Dietro l’utile ci sono diversi fattori: meno sofferenze creditizie, un portafoglio prestiti più sano e un controllo più rigoroso delle spese. La banca ha anche lavorato sul rafforzamento patrimoniale e sulla revisione dei processi interni, ottenendo così una performance economica più stabile. Anche la diversificazione dei servizi ha contribuito a consolidare i ricavi.
Questi dati raccontano di una banca che prova a farsi spazio in un mercato complesso, caratterizzato da margini ridotti e forte concorrenza. Il rilancio è una scommessa per riconquistare la fiducia di clienti e investitori, dopo anni di turbolenze.
Credem e Iccrea in campo per l’acquisizione
L’utile in crescita ha acceso l’interesse di due big come Credem e Iccrea, entrambi impegnati a rafforzare la loro presenza nel sistema bancario italiano. Entrambi valutano con attenzione la possibilità di acquisire o inglobare l’ex Popolare di Bari, per espandere la propria quota di mercato e consolidare la posizione nel Sud Italia.
Credem ha da tempo puntato su acquisizioni che possano ampliare la sua rete commerciale e arricchire l’offerta a privati e aziende, soprattutto nelle regioni meridionali. L’obiettivo è sfruttare sinergie operative e potenziare i servizi digitali.
Iccrea, che raggruppa diverse cooperative di credito, punta invece su aggregazioni mirate per aumentare solidità e competitività. Per loro, integrare la governance con istituti locali è una priorità strategica.
Questi movimenti riflettono una fase di consolidamento nel settore bancario italiano, spinta da pressioni normative, tecnologiche e di mercato. Chi guarda all’ex Popolare di Bari vede un’occasione per rafforzare posizioni e aumentare il valore azionario.
Mediocredito Centrale accelera sulla cessione, possibile chiusura entro fine 2024
Mediocredito Centrale, l’ente pubblico che supporta le imprese, sta seguendo da vicino il percorso di vendita dell’ex Popolare di Bari. Il piano prevede di chiudere l’operazione entro la fine di quest’anno.

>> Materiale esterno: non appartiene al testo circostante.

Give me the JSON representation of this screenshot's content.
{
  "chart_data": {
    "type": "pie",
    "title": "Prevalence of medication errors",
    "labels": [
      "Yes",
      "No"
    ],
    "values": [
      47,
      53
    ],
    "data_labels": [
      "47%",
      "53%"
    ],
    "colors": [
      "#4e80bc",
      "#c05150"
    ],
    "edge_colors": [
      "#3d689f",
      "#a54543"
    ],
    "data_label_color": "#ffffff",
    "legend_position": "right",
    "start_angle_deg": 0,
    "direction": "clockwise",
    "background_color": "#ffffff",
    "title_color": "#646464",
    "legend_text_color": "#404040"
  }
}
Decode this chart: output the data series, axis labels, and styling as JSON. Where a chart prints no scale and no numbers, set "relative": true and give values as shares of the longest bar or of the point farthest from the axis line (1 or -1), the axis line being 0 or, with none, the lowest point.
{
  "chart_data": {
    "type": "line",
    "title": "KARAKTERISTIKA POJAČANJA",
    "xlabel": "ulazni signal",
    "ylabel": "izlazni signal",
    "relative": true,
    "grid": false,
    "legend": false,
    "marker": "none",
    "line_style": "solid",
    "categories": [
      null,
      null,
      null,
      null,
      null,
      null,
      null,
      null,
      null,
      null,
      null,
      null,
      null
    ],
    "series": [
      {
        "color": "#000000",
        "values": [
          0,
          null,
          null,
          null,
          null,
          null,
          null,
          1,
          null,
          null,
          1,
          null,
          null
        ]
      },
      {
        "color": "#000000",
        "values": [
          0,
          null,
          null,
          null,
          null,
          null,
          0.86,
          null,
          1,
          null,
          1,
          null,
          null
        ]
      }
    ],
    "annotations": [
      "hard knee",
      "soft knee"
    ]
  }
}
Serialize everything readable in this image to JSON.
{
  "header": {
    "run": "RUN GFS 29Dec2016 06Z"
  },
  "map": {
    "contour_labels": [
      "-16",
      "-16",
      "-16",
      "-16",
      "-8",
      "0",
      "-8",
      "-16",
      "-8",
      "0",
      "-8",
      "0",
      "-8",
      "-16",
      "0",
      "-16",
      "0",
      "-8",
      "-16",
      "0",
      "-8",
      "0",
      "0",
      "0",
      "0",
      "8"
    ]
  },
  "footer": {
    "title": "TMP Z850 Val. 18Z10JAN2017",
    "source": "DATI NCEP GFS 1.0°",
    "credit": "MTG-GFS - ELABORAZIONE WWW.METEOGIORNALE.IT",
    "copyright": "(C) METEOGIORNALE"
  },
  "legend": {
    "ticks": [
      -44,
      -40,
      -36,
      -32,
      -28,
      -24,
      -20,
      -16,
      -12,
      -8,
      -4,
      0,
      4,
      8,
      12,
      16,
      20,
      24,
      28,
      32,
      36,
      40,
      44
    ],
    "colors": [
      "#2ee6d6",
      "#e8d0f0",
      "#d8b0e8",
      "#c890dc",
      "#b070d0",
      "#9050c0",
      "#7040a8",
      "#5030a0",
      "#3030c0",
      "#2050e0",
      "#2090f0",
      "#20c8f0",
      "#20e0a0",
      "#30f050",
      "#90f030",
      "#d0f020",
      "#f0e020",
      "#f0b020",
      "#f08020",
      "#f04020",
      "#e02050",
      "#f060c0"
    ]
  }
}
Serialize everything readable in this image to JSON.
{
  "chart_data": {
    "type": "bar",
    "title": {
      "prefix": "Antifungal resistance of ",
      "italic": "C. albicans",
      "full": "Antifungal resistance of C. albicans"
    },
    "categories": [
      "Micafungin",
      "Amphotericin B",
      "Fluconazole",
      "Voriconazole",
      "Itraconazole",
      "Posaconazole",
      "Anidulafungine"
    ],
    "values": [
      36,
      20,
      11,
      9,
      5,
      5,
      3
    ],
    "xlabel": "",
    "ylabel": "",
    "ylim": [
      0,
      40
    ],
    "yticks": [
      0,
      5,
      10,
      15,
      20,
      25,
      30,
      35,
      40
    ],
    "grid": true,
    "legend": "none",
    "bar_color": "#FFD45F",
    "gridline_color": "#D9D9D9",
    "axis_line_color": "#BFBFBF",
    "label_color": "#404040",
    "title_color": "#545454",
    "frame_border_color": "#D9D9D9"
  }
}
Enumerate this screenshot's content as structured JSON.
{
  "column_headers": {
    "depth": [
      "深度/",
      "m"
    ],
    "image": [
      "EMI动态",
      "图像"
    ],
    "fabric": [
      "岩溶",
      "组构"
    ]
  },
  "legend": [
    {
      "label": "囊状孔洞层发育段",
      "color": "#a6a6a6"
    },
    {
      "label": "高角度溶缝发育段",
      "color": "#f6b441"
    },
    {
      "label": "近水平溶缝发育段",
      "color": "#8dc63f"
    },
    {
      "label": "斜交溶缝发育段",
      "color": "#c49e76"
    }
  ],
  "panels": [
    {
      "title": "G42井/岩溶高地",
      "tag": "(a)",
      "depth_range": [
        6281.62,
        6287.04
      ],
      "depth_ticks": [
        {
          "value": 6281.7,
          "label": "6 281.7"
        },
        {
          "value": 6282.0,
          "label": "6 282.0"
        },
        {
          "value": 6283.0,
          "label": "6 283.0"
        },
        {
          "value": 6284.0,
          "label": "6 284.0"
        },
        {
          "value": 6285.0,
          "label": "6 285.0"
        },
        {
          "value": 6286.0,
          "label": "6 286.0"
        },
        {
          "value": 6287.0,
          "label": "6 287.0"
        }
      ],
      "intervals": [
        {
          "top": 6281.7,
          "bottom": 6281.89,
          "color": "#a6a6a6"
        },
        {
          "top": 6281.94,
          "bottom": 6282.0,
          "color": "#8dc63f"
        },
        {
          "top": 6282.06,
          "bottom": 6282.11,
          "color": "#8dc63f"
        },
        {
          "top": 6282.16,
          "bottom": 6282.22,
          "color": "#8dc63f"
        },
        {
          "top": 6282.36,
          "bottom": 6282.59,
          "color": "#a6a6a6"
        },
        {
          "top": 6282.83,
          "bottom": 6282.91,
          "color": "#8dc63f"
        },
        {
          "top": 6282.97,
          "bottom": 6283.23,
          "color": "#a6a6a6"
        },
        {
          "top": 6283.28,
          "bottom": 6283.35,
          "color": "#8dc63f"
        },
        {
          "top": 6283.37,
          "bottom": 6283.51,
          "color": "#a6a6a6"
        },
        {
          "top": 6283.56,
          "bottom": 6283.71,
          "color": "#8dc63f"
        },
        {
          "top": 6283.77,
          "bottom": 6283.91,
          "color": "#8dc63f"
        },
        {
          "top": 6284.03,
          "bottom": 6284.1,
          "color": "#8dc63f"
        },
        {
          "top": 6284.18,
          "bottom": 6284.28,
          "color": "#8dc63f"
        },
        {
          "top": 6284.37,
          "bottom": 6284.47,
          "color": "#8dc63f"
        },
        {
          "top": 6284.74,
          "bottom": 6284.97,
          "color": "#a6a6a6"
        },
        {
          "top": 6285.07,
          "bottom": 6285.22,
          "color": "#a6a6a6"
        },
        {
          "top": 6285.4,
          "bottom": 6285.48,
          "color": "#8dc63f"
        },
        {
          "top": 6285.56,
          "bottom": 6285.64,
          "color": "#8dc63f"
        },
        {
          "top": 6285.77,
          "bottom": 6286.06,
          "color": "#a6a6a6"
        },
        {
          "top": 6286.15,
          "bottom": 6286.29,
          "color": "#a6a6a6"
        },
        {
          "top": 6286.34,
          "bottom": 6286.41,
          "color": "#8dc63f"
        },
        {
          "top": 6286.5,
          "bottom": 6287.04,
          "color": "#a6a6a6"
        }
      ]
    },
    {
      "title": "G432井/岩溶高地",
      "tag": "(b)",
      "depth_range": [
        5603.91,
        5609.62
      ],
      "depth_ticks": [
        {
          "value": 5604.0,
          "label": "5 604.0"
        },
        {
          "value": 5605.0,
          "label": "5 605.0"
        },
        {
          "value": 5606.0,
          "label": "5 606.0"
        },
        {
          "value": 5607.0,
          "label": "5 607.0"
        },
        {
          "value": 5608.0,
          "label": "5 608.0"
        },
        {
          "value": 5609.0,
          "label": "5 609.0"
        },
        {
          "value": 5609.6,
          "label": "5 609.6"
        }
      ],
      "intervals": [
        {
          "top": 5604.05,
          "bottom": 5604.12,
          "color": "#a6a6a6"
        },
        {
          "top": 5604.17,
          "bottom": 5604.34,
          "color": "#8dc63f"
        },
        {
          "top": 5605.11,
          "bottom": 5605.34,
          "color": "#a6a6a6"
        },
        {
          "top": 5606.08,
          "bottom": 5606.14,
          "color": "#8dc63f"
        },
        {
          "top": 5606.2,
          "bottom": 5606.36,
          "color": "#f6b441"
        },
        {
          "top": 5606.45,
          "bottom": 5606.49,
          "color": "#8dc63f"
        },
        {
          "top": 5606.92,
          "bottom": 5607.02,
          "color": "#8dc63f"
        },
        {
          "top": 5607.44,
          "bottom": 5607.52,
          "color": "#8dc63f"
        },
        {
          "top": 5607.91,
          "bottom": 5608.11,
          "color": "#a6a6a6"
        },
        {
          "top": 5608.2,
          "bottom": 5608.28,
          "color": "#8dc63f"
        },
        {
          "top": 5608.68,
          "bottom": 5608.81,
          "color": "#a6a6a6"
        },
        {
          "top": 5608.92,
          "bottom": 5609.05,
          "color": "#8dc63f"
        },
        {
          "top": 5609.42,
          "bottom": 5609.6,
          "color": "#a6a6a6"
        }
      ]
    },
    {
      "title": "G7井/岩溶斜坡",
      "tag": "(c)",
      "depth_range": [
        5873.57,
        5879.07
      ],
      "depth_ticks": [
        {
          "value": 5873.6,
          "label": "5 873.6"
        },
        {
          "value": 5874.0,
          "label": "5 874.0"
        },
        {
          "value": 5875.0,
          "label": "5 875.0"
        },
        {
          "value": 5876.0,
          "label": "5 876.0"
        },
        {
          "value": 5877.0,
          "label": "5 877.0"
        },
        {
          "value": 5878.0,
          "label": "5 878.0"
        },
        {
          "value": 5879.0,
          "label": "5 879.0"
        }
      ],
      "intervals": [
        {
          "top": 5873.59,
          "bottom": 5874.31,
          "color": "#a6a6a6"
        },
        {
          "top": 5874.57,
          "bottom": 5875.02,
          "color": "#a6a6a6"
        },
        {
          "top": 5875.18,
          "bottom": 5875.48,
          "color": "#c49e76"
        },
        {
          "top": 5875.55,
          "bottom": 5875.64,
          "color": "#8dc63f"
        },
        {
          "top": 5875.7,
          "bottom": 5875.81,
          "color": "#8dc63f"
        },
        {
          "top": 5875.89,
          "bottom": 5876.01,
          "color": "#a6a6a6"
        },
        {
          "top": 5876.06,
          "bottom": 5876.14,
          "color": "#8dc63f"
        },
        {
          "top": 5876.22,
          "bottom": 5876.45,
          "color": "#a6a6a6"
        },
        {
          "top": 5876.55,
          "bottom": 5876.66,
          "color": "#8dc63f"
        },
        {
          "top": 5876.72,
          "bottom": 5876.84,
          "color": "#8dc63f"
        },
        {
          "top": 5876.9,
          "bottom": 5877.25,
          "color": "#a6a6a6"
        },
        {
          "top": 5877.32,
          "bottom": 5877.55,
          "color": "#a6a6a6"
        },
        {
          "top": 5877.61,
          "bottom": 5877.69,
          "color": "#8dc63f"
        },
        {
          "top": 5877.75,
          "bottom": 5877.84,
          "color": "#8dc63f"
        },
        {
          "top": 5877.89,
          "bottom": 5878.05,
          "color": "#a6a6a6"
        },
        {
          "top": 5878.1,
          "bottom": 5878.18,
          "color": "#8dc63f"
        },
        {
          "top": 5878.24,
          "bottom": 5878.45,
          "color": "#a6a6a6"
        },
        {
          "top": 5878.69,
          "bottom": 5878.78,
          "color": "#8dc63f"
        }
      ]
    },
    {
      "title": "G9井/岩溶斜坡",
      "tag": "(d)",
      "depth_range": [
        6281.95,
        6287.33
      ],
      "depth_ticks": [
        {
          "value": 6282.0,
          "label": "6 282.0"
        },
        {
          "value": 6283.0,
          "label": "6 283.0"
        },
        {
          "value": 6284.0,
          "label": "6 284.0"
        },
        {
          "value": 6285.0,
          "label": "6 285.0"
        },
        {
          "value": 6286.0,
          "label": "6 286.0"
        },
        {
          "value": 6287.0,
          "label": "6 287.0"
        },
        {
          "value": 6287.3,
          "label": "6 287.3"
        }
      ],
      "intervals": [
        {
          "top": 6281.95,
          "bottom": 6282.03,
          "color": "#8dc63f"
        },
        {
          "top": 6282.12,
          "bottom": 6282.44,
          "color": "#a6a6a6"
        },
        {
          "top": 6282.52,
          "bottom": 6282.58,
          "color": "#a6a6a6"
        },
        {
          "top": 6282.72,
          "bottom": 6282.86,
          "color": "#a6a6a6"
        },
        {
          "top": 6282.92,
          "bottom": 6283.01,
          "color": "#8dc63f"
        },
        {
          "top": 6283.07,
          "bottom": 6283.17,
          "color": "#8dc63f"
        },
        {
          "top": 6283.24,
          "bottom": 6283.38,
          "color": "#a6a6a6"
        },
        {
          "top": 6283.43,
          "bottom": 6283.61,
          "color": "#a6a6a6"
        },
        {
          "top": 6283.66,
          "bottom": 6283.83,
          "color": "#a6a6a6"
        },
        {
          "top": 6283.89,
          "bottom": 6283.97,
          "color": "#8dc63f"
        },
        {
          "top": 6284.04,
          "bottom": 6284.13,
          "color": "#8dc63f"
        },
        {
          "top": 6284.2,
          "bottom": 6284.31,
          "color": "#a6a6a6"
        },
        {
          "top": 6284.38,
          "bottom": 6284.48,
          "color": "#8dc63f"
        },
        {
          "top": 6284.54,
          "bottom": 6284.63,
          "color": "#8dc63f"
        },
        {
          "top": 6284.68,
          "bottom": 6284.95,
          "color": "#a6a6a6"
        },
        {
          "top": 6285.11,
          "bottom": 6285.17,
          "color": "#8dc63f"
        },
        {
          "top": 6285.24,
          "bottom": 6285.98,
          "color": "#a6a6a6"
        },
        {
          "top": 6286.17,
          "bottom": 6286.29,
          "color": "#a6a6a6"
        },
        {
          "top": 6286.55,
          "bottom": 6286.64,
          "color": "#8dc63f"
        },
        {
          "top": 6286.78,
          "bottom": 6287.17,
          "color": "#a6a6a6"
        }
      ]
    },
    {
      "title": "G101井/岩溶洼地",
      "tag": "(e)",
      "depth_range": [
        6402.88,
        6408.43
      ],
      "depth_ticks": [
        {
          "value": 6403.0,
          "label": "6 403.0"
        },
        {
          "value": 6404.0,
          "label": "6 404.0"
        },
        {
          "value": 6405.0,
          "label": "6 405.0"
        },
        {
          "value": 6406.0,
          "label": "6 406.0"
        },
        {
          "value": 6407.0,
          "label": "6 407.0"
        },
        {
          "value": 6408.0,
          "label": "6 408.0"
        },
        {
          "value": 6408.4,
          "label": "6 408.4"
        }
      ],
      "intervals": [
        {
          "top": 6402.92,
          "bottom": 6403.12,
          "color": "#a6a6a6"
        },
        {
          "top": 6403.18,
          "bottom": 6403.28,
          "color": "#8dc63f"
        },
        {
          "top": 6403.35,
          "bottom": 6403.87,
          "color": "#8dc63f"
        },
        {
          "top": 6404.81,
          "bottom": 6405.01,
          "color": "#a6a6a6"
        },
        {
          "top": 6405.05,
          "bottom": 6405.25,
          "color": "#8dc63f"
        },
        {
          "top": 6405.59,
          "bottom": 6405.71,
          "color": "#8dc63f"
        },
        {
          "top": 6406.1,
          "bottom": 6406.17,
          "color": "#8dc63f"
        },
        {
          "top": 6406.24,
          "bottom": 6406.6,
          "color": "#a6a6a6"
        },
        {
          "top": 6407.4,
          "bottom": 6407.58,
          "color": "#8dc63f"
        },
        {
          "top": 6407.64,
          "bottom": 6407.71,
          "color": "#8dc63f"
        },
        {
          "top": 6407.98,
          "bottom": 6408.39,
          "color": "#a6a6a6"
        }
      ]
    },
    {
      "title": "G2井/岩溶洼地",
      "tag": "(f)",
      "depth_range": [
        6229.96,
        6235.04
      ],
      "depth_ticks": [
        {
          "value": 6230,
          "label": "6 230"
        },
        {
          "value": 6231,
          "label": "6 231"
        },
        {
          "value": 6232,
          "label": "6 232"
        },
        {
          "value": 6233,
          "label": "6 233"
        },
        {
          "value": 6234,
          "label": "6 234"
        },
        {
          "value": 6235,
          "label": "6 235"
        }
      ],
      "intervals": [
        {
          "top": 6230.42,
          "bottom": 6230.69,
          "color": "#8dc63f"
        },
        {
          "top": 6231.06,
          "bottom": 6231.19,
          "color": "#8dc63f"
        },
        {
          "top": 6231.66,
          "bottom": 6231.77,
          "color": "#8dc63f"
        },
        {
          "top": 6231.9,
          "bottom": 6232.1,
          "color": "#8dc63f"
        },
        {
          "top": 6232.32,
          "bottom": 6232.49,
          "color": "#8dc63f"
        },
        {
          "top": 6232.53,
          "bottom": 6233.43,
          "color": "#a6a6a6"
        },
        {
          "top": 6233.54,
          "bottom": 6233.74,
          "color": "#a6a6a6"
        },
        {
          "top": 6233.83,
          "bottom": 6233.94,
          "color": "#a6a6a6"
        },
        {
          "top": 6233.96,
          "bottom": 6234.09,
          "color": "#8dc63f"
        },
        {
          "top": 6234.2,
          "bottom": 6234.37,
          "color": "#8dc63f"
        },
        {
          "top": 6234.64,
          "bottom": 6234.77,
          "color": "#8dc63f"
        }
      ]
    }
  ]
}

Il dossier è sotto analisi: due diligence sui bilanci, valutazione delle offerte e definizione degli accordi. L’obiettivo è ottenere il massimo valore dall’operazione, garantendo al contempo la stabilità della banca durante il passaggio di mano.
Il calendario è serrato, anche in vista delle necessarie autorizzazioni da parte delle autorità di vigilanza bancaria. Questi passaggi sono cruciali per assicurare la continuità e tutelare i clienti.
La vendita potrebbe aprire la strada a una riorganizzazione più ampia, con fusioni di marchi, integrazione delle strutture e razionalizzazione delle filiali. Tutto questo punta a rafforzare la posizione dell’istituto nel panorama nazionale, con un’attenzione particolare al tessuto economico locale.
L’evoluzione di questa cessione sarà seguita con interesse da addetti ai lavori e stakeholder, perché rappresenta una delle operazioni più importanti del 2024 nel settore bancario italiano.